Jeremy White wrote:
I'm taking a public thread that I responded to privately back to public view:
Robert Reif wrote:
Jeremy White wrote:
Putting traces into the mmtimer thread loop shows WaitForSingleObject is sleeping for about 20 ms and then calling the callback twice to catch up.
Well, that means mmtimer is right.
You might try putting traces around the conditional YieldExecution on line 730 of ntdll/sync.c and see if that chews up time; if it does, removing the Yield might help.
Interesting results.
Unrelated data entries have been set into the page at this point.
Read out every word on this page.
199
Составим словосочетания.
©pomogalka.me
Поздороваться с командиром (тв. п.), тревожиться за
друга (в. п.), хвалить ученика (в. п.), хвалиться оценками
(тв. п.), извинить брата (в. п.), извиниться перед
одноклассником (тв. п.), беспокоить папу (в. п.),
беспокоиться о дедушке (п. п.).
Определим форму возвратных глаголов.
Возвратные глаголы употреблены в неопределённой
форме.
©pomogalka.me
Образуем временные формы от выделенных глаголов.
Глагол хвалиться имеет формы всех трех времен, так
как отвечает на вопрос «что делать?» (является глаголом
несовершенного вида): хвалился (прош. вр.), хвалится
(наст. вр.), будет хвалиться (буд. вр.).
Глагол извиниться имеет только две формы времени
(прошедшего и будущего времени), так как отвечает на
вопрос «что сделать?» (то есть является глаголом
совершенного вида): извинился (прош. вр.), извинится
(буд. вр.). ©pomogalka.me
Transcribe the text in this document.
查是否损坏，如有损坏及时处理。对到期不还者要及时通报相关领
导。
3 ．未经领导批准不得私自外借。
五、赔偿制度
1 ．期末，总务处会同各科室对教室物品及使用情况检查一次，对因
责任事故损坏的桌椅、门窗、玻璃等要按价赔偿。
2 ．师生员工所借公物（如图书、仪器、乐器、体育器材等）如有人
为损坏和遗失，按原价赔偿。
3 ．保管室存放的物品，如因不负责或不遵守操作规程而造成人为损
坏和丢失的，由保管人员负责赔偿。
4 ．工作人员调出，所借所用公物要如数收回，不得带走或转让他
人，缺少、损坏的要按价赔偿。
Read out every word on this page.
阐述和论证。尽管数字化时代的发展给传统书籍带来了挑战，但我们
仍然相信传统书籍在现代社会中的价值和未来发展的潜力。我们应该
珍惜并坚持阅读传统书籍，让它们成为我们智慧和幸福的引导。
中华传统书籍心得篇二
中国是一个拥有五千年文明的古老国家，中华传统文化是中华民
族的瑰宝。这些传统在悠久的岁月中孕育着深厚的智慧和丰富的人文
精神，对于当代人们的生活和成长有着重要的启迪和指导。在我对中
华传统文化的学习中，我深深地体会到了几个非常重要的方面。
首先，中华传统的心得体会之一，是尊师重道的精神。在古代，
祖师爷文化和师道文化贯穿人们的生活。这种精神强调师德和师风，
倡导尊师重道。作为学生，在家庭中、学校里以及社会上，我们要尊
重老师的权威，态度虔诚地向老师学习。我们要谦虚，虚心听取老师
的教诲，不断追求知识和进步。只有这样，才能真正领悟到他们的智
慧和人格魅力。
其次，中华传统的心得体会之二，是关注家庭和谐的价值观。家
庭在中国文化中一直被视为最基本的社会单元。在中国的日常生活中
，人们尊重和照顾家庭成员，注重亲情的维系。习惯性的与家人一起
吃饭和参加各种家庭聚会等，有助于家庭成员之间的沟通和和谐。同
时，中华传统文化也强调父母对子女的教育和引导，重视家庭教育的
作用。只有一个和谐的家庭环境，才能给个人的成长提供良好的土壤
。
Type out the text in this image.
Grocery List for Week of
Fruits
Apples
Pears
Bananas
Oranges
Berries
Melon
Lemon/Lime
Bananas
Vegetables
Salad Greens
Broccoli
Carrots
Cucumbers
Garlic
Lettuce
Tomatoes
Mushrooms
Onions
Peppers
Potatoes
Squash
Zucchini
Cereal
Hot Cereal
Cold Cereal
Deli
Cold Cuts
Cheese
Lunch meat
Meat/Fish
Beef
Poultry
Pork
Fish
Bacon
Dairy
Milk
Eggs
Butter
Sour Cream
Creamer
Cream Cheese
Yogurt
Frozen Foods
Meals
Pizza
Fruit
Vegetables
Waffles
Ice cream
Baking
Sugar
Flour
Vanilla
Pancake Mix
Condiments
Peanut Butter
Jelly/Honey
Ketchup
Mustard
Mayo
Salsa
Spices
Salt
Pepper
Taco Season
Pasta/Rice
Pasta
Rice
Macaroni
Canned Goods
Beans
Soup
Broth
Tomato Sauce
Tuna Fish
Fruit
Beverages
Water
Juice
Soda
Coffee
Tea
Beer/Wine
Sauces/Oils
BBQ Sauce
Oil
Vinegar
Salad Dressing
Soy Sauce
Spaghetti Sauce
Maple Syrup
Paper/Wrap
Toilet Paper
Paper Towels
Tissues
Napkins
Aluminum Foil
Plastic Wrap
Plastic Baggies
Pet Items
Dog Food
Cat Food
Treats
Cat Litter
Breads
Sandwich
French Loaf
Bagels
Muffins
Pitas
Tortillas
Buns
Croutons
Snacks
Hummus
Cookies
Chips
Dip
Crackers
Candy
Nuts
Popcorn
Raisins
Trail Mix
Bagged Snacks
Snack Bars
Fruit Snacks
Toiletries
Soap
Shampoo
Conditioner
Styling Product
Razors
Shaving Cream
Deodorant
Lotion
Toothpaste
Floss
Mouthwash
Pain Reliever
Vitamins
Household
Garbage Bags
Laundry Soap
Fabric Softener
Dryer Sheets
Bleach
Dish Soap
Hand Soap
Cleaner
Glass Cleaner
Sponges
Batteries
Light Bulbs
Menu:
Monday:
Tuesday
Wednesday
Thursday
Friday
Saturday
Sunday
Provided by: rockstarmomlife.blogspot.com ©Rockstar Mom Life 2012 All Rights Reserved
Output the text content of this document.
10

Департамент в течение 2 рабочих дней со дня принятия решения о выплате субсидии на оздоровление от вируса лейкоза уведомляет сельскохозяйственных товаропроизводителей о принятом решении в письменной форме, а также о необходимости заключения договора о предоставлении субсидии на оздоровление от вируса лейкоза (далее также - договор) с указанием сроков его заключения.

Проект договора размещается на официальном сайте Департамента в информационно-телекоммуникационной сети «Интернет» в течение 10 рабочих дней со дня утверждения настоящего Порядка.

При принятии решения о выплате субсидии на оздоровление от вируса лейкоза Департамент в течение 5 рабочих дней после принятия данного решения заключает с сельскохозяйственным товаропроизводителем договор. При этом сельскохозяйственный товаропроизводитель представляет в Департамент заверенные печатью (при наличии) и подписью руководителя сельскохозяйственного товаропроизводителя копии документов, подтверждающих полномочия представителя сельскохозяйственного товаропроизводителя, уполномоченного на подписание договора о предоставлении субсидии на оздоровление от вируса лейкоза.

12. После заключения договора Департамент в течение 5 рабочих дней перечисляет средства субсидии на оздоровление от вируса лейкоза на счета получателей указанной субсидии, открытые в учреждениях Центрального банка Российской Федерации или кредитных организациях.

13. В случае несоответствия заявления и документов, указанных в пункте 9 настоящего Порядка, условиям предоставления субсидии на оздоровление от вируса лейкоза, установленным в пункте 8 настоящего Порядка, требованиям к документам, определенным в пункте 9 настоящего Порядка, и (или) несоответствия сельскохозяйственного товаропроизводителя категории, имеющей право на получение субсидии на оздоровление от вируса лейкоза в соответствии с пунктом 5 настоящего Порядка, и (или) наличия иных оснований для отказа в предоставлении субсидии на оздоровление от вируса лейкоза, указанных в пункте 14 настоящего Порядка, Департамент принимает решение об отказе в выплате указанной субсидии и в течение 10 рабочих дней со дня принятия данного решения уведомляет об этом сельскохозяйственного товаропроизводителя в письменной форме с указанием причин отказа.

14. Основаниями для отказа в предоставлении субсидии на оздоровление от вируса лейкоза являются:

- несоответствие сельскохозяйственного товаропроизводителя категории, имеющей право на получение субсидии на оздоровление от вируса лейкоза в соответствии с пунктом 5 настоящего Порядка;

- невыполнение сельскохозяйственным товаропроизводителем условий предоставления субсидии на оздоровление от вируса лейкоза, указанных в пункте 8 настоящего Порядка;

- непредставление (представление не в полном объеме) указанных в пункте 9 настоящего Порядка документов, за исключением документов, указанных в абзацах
It fixes the sound quality and FIXME problem but it is still going about 20 ms between callback pairs.
Could the yield just be aggravating the timer resolution problem?
I think this is the thread priority problem I mentioned earlier.
The behavior of winmm is correct; it is supposed to deliver every single timer request, even if it has to double or triple (or more!) up to do it. I verified that very carefully on Windows.
The reason you see pretty steady 10 ms resolution on Windows is that the winmm thread on Windows is flagged as a priority 15 thread, so it does not get interrupted or time sliced away; it fires precisely when it wants to. It's much harder to achieve the same thing on Linux, sadly.
Hmm. As I sit here and think about this, though, I do find myself a little bit puzzled. I would have expected that, if my understanding is right, you would have seen much more dramatic time gaps. On a 2.6 kernel, for example, I would expect you to see jumps on the order of 100 ms (hence ten winmm requests fired). And exactly 20 ms spacing is a little too consistent and interesting a number; it suggests that there is a more precise understanding that should be available.
That may be a function of the test program, though. I suspect in a 'real' program, where other active threads are demanding more cpu that you might get more sporadic results. It might be interesting to add a spin looping thread to the test case and see if you suddenly get larger gaps.
Cheers,
Jeremy
I just posted a simple mmtimer test for the regression tests.
Running it like this
WINETEST_DEBUG=2 wine winmm_test.exe.so timer
will print out the actual raw data.
The tests with a period of 1 or 20 ms gives good results (much better than on xp). The 10 ms tests give the 19 and 1 ms steps like I'm seeing in direct sound.